The panel upheld a trial court ruling that Grants Pass, Oregon, couldn’t enforce ordinances against homeless people for merely sleeping outside with rudimentary protection from the elements, or for sleeping in their car at night, when there’s nowhere else in the city to go.
Citing a 9th Circuit precedent from 2018, Martin v. City of Boise, the panel’s majority said it’s unconstitutional, under the Eighth Amendment, to punish “sleeping somewhere in public if one has nowhere else to do so.” The amendment bars cruel and unusual punishment.
Dissenting from that ruling, a Donald Trump-appointed judge, Daniel Collins, said both the Martin decision and the Grants Pass decision should be overturned “at the earliest opportunity, either by this court sitting en banc or by the U.S. Supreme Court.”
“En banc” refers to the full circuit reconsidering a panel ruling. But this week, there weren’t enough 9th Circuit judges in agreement to do so. Yet, that hardly means the panel’s decision protecting homeless people will stand for all time. Indeed, several GOP-appointed judges in addition to Collins lashed out, all but begging their conservative brethren on the Supreme Court to take up the issue.
Their complaints surfaced in multiple writings Wednesday, when the full circuit denied rehearing.
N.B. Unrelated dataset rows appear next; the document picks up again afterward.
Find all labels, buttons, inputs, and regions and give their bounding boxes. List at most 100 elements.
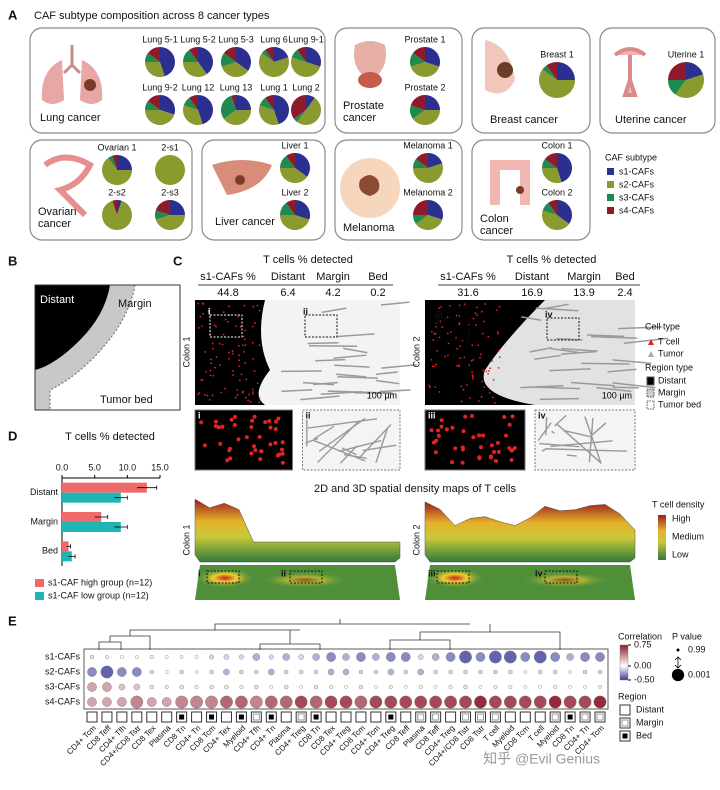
t-cell <box>489 367 491 369</box>
t-cell <box>483 321 485 323</box>
correlation-dot <box>329 685 332 688</box>
pie-label: Prostate 1 <box>404 34 445 44</box>
panel-letter: A <box>8 7 18 22</box>
pie-label: Liver 1 <box>281 140 308 150</box>
correlation-dot <box>567 653 574 660</box>
dendrogram <box>99 619 560 650</box>
correlation-dot <box>598 670 602 674</box>
pie-slice <box>155 155 185 185</box>
correlation-dot <box>524 670 527 673</box>
correlation-dot <box>434 670 438 674</box>
region-marker <box>102 712 112 722</box>
t-cell <box>250 401 252 403</box>
table-column: Distant <box>271 271 305 283</box>
inset-label: ii <box>281 568 286 578</box>
t-cell <box>475 324 477 326</box>
t-cell <box>460 385 462 387</box>
correlation-dot <box>400 696 412 708</box>
tumor-region <box>195 300 270 405</box>
legend-swatch <box>607 168 614 175</box>
inset-cell <box>489 455 493 459</box>
inset-cell <box>220 425 224 429</box>
legend-label: Tumor <box>658 348 684 358</box>
inset-cell <box>274 427 278 431</box>
t-cell <box>228 305 230 307</box>
pie-label: 2-s2 <box>108 187 126 197</box>
correlation-dot <box>283 653 290 660</box>
legend-label: Low <box>672 549 689 559</box>
t-cell <box>216 356 218 358</box>
inset-cell <box>225 458 229 462</box>
t-cell <box>220 392 222 394</box>
t-cell <box>202 313 204 315</box>
correlation-dot <box>534 696 546 708</box>
bar <box>62 522 121 532</box>
table-value: 0.2 <box>370 287 385 299</box>
inset-cell <box>451 426 455 430</box>
correlation-dot <box>268 669 274 675</box>
correlation-dot <box>165 655 168 658</box>
legend-title: T cell density <box>652 499 705 509</box>
correlation-dot <box>195 685 198 688</box>
inset-cell <box>434 450 438 454</box>
inset-cell <box>430 428 434 432</box>
region-marker <box>192 712 202 722</box>
region-marker <box>314 715 319 720</box>
group-label: Melanoma <box>343 222 395 234</box>
correlation-dot <box>239 655 244 660</box>
correlation-dot <box>270 685 273 688</box>
inset-cell <box>511 415 515 419</box>
correlation-dot <box>102 697 111 706</box>
legend-label: s2-CAFs <box>619 179 655 189</box>
legend-symbol <box>647 377 654 385</box>
t-cell <box>202 303 204 305</box>
region-marker <box>87 712 97 722</box>
t-cell <box>428 385 430 387</box>
t-cell <box>232 350 234 352</box>
correlation-dot <box>295 696 307 708</box>
t-cell <box>252 393 254 395</box>
correlation-dot <box>299 670 303 674</box>
pie-slice <box>117 155 132 170</box>
inset-label: i <box>198 568 201 578</box>
correlation-dot <box>359 670 363 674</box>
t-cell <box>245 378 247 380</box>
group-label: Colon <box>480 213 509 225</box>
density-hotspot <box>260 572 350 588</box>
correlation-dot <box>580 652 589 661</box>
inset-cell <box>280 448 284 452</box>
group-label: cancer <box>343 112 376 124</box>
pie-label: Colon 1 <box>541 140 572 150</box>
group-label: Lung cancer <box>40 112 101 124</box>
t-cell <box>210 359 212 361</box>
density-title: 2D and 3D spatial density maps of T cell… <box>314 483 516 495</box>
correlation-dot <box>314 685 318 689</box>
tissue-streak <box>308 343 339 344</box>
t-cell <box>204 394 206 396</box>
correlation-dot <box>401 652 410 661</box>
t-cell <box>471 360 473 362</box>
inset-cell <box>236 437 240 441</box>
correlation-dot <box>432 653 439 660</box>
inset-cell <box>274 441 278 445</box>
colorbar-label: 0.00 <box>634 660 652 670</box>
pie-slice <box>668 62 686 80</box>
y-tick-label: Distant <box>30 487 59 497</box>
correlation-dot <box>210 670 214 674</box>
table-column: Margin <box>316 271 350 283</box>
region-marker <box>582 714 588 720</box>
inset-label: ii <box>306 410 311 420</box>
correlation-dot <box>131 696 143 708</box>
correlation-dot <box>343 669 349 675</box>
correlation-dot <box>105 655 108 658</box>
inset-cell <box>268 425 272 429</box>
pie-label: Lung 5-2 <box>180 34 216 44</box>
density-hotspot <box>520 572 610 588</box>
correlation-dot <box>150 685 154 689</box>
t-cell <box>444 356 446 358</box>
correlation-dot <box>551 652 560 661</box>
correlation-dot <box>90 655 94 659</box>
density-surface <box>195 499 400 562</box>
t-cell <box>235 397 237 399</box>
correlation-dot <box>509 685 512 688</box>
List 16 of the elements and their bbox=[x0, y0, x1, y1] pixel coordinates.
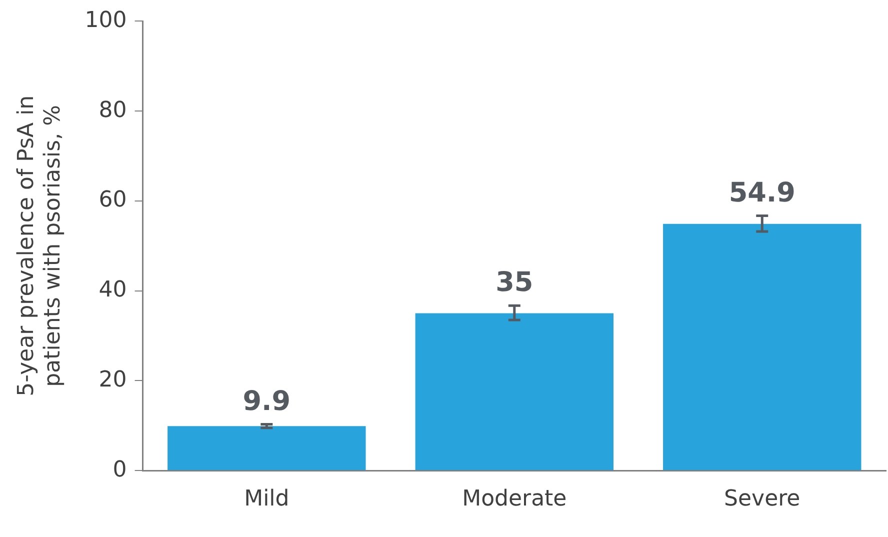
x-tick-label: Mild bbox=[244, 486, 290, 512]
data-label: 9.9 bbox=[242, 386, 291, 417]
y-tick-label: 0 bbox=[112, 457, 127, 482]
bar bbox=[168, 426, 366, 470]
y-axis-title: 5-year prevalence of PsA in patients with psoriasis, % bbox=[14, 95, 66, 396]
y-tick-label: 60 bbox=[98, 188, 127, 213]
bar bbox=[663, 224, 862, 470]
x-tick-label: Moderate bbox=[462, 486, 567, 512]
bar bbox=[415, 313, 614, 470]
data-label: 54.9 bbox=[728, 177, 796, 208]
y-tick-label: 20 bbox=[98, 367, 127, 392]
data-label: 35 bbox=[496, 267, 534, 298]
y-tick-label: 80 bbox=[98, 98, 127, 123]
y-tick-label: 100 bbox=[84, 8, 127, 33]
x-tick-label: Severe bbox=[724, 486, 800, 512]
y-tick-label: 40 bbox=[98, 278, 127, 303]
One such statement lamented that “our Circuit’s jurisprudence now effectively guarantees a personal federal constitutional ‘right’ for individuals to camp or to sleep on sidewalks and in parks, playgrounds, and other public places in defiance of traditional health, safety, and welfare laws — a dubious holding premised on a fanciful interpretation of the Eighth Amendment.” The two Democratic appointees from the panel majority, in a statement of their own, countered that the notion of such a right “is completely absent from the opinion” and that the “denial of en banc rehearing should not be criticized based on rhetorical exaggerations.”
Nonetheless, the critical statement went on to claim that the 9th Circuit is “the first and only federal circuit to have divined such a strange and sweeping mandate from the Cruel and Unusual Punishments Clause.” The GOP appointees concluded, “We should have reheard this case en banc to reconsider our unfortunate constitutional mistake.”
It’s a “mistake” that the Supreme Court may be more than happy to “correct.” That’s especially so when it comes to a ruling under the Eighth Amendment, which the Republican-appointed justices have interpreted much more stingily than the court’s Democratic appointees, as death penalty cases and other punishment disputes have shown.
So, don’t be surprised to see this one get to the justices sooner rather than later.